Brandon Carney, 33, pointed his 32-foot Contender boat the “Willow-B” offshore out of Beaufort Inlet, N.C. on Aug. 21 to begin a day no one aboard will soon forget.
The deep-water target was swordfish, and the boat crew of Stephen Beaman, Joshua Meekins, Justin Meekins, Shelly Carney, and Cary Carne were all primed and prepared for the challenge.
“We stopped in 1,300 feet of water and dropped our bait down, but had no takers, so we moved to a new location at 10:30 and sent an albacore belly on a 10/0 hook with a glow skirt down,” says Carney. “We were 50 to 60 miles offshore, using an 11-pound weight rigged 100 feet above the bait to get it deep.”
Often swordfish just lightly tickle a bait before taking it and starting the fight. But Brandon says this fish slammed their bait and screamed off on a run pulling 26-pounds of reel drag like it was nothing.
The fish was hooked with an electric fishing reel ready to be pressed into service, but the reel wouldn’t function because of a faulty fuse. So, Brandon’s dad, Cary, jumped into action and began a 2.5-hour brutal battle of reeling, cranking, and fighting the biggest fish any of the anglers had ever seen.
“The fish never jumped and after about 30 minutes, dad brought it up to about 20 feet of the surface and we could see how huge it was,” Capt. Brandon says. “We got the 11-pound weight detached from the line, then the swordfish came back to life, going deeper and deeper and deeper, pulling a lot of 65-pound test line with him.”
The same 26-pound drag pressure stayed on the fish and Cary cranked and cranked and cranked.
The fish fight lasted 2.5 hours, with the boat being pulled and drifting about 12 miles. Finally, while hovering over 4,000 feet of water, the massive swordfish came up, and now the anglers had to figure how to get it in the boat.
“It wouldn’t fit through our open tuna door, so we brought it in tail first, wedging the body against the hull,” says Brandon. “We fitted a rope around its bill, then tossed it over the T-top frame, then hoisted it into the boat. It took us about an hour of trying to figure how to get it into our Contender, and then muscling it in that way.”

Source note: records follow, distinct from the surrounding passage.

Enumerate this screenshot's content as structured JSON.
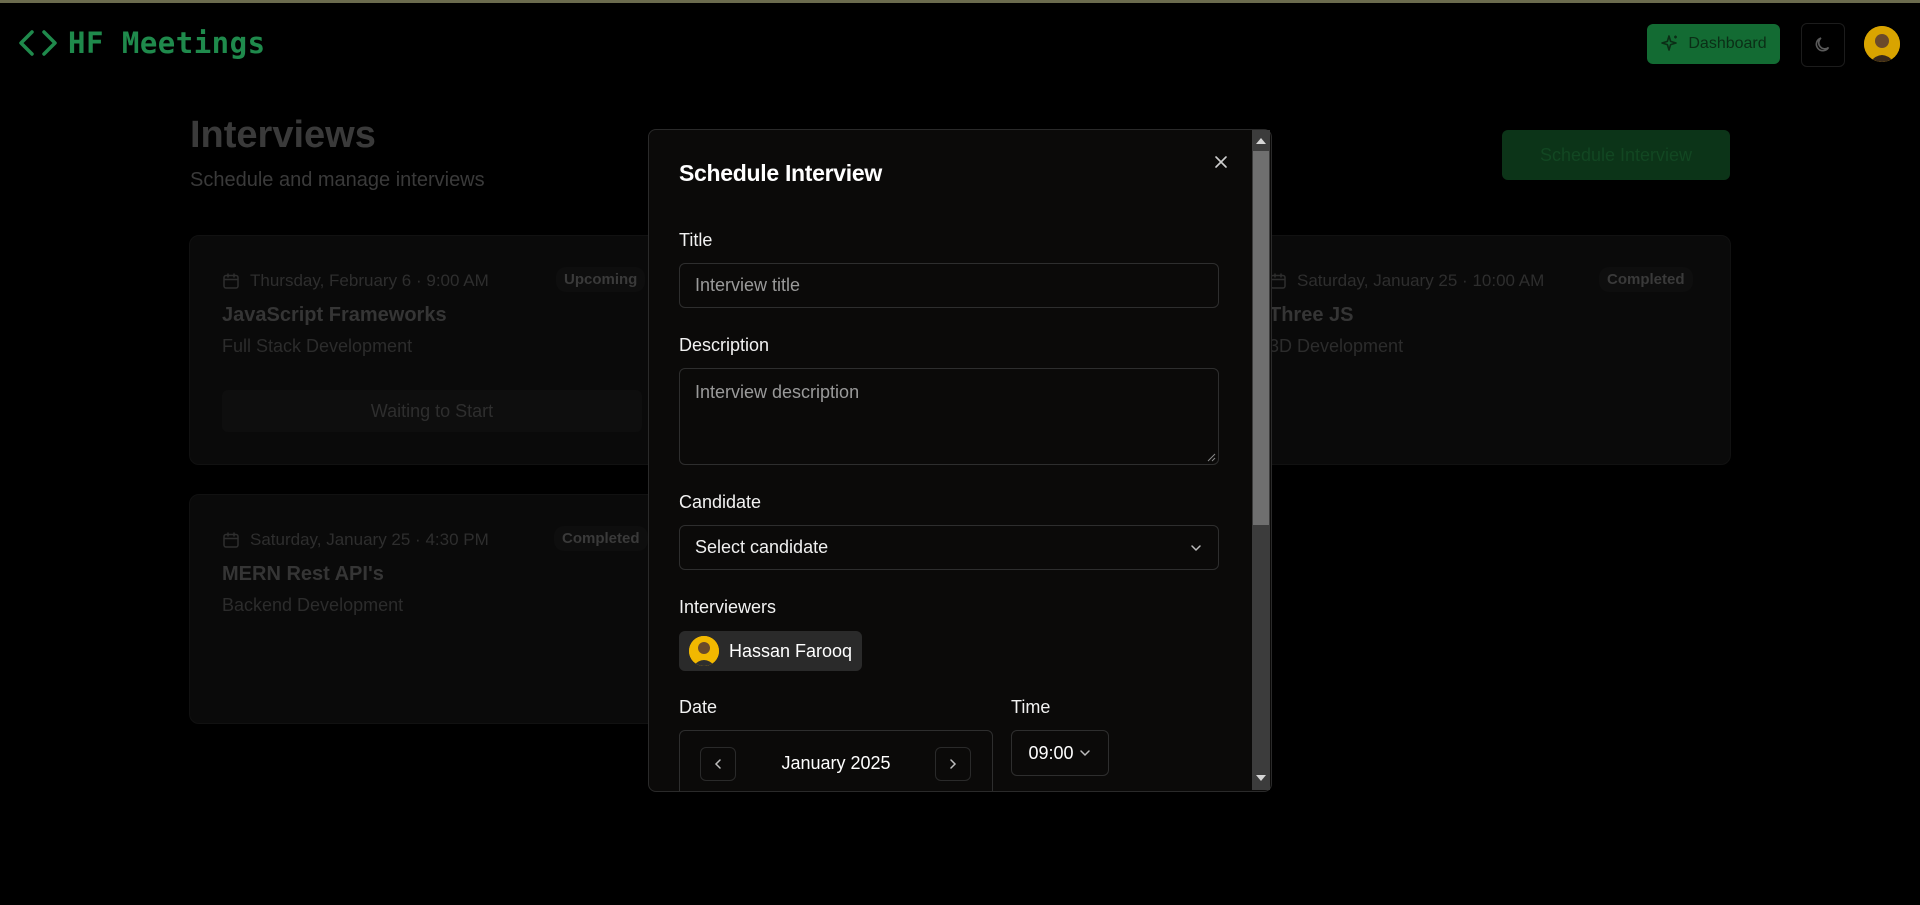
{
  "header": {
    "logo_text": "HF Meetings",
    "dashboard_label": "Dashboard"
  },
  "main": {
    "title": "Interviews",
    "subtitle": "Schedule and manage interviews",
    "schedule_button": "Schedule Interview"
  },
  "cards": [
    {
      "date": "Thursday, February 6 · 9:00 AM",
      "badge": "Upcoming",
      "title": "JavaScript Frameworks",
      "subtitle": "Full Stack Development",
      "action": "Waiting to Start"
    },
    {
      "date": "Saturday, January 25 · 10:00 AM",
      "badge": "Completed",
      "title": "Three JS",
      "subtitle": "3D Development"
    },
    {
      "date": "Saturday, January 25 · 4:30 PM",
      "badge": "Completed",
      "title": "MERN Rest API's",
      "subtitle": "Backend Development"
    }
  ],
  "modal": {
    "title": "Schedule Interview",
    "title_label": "Title",
    "title_placeholder": "Interview title",
    "description_label": "Description",
    "description_placeholder": "Interview description",
    "candidate_label": "Candidate",
    "candidate_value": "Select candidate",
    "interviewers_label": "Interviewers",
    "interviewer_name": "Hassan Farooq",
    "date_label": "Date",
    "calendar_month": "January 2025",
    "time_label": "Time",
    "time_value": "09:00"
  },
  "colors": {
    "accent": "#136b33",
    "background": "#000000",
    "modal_bg": "#0b0a09"
  }
}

The anglers curled the fish around the boat console from the stern, packed it in 100 pounds of ice, and started the run back to Beaufort Inlet.
About 90-minutes later they pulled in to Portside Marina where the fish was hauled out of their boat with a fork lift, measured and weighed on certified scales, according to Brandon.
The massive swordfish weighed 504.4 pounds, with a 53-inch girth and 104-inch length from lower jaw to fork of tail. The sword’s impressive bill was 47-inches long.
A regional swordfish tournament was underway at the time, but the crew of the “Willow-B” (named after Brandon’s daughter Willow) was not entered in it or they’d have won the event.
The current North Carolina record swordfish is a 441-pounder (1979 off Wrightsville Beach by Horace Murray), so their fish would easily eclipse that mark.
Their catch has been submitted as a potential state record for North Carolina swordfish, and authorities are reviewing it to ascertain that the catch was indeed made by sporting means and not using an electric reel, which would disqualify it.
“We have nothing to hide, and my dad did a great job fighting the fish,” Brandon says. “We’ve filed all the paperwork with the state and have offered to do testing to show how valid the catch is.
“We’re thrilled to have caught that fish and be a part of hopefully a record catch.”